RIP the man who was the absolute incarnation of XKCD's "one random dude holding up the entire internet". You may never have heard of David Mills, but your entire goddamn world depends on what he did.
@memory
RIP: David Mills
In 1977, Mills began working at #COMSAT.
There he worked on synchronizing the clocks of computers connected to #ARPANET, inventing the Network Time Protocol. #NTP
He told The New Yorker in 2022 that he enjoyed working on synchronized time because no one else was working on it, giving him his own "little fief".
In the mid-2000s, Mills turned over full control of the NTP reference implementation to Harlan Stenn.
Mills was the chairman of the Gateway Algorithms and Data Structures Task Force ( #GADS ) and the first chairman of the Internet Architecture Task Force.
He invented the DEC LSI-11 based #Fuzzball router that was used for the 56 kbit/s NSFNET (1985), inspired the author of #ping for BSD (1983), and had the first #FTP implementation. He authored numerous #RFCs.
@memory He's being flowered with tributes. Currently Trending no #1 on the Fediverse with an Ars article too.
@memory No disrespect meant to Dr. Mills here, the single person keeping the protocol going for the last 20 years has been a man named Harlan Stenn.
Dr. David Mills had been blind for a considerable amount of time and was no longer able to re-read old code to be able to explain it to others. Stenn has thanklessly been continuing Mills's vision and receiving far more vitriol: all of the contempt of being the single person keeping a critical piece of software relevant, with none of the respect, adoration, or name recognition of being that code's original developer and proponent.
@AT1ST @memory Not entirely.
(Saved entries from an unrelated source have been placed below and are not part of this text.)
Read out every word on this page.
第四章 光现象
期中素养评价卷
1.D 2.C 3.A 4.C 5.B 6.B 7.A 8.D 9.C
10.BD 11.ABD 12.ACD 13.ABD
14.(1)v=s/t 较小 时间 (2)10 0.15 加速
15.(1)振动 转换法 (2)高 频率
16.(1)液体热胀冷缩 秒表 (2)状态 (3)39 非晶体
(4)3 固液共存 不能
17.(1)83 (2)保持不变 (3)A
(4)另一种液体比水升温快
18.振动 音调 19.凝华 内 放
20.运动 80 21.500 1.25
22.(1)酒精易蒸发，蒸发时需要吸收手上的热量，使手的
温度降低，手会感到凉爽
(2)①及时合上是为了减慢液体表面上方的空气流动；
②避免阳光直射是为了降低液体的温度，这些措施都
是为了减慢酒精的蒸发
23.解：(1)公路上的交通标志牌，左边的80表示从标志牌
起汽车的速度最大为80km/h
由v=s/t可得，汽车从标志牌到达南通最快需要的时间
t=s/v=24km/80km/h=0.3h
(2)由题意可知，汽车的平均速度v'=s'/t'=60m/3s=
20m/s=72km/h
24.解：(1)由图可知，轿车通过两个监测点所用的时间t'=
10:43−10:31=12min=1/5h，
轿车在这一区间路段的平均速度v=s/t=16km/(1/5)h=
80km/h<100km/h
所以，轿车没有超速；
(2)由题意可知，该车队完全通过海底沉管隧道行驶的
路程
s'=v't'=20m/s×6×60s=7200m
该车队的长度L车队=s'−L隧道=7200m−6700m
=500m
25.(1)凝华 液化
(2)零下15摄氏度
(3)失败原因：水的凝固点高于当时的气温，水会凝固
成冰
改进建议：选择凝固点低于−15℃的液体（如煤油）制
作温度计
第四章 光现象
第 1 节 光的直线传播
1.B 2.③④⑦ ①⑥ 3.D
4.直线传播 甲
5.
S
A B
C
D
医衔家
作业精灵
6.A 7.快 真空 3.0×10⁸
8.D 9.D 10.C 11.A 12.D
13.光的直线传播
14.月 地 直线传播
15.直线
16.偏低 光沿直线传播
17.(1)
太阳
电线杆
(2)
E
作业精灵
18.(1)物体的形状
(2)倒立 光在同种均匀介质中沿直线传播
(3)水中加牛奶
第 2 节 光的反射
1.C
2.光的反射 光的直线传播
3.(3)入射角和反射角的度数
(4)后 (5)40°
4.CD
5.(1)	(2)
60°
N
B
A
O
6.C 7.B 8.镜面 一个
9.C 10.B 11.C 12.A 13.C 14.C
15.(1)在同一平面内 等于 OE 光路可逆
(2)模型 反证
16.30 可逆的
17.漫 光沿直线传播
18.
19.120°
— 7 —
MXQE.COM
Mills has been uninvolved in NTP administration for many years. Not only was he not able to contribute code, most of his guidance towards Stenn became less helpful over time as well.
Here's an article that goes into more detail. Not only is one guy not in charge anymore of how NTP is implemented, companies like Google are making significant changes to how they manage time without any protocol standardization process at all.
https://www.newyorker.com/tech/annals-of-technology/the-thorny-problem-of-keeping-the-internets-time
Worse still, folks like Eric S. Raymond have decided to become self-appointed saviors and have swooped in to rewrite NTP as "NTPSec" and added extensions to the original protocol without Stenn's or Mill's knowledge or blessing.
but is it a good thhing, re resilience...
Society has never been more synchronized.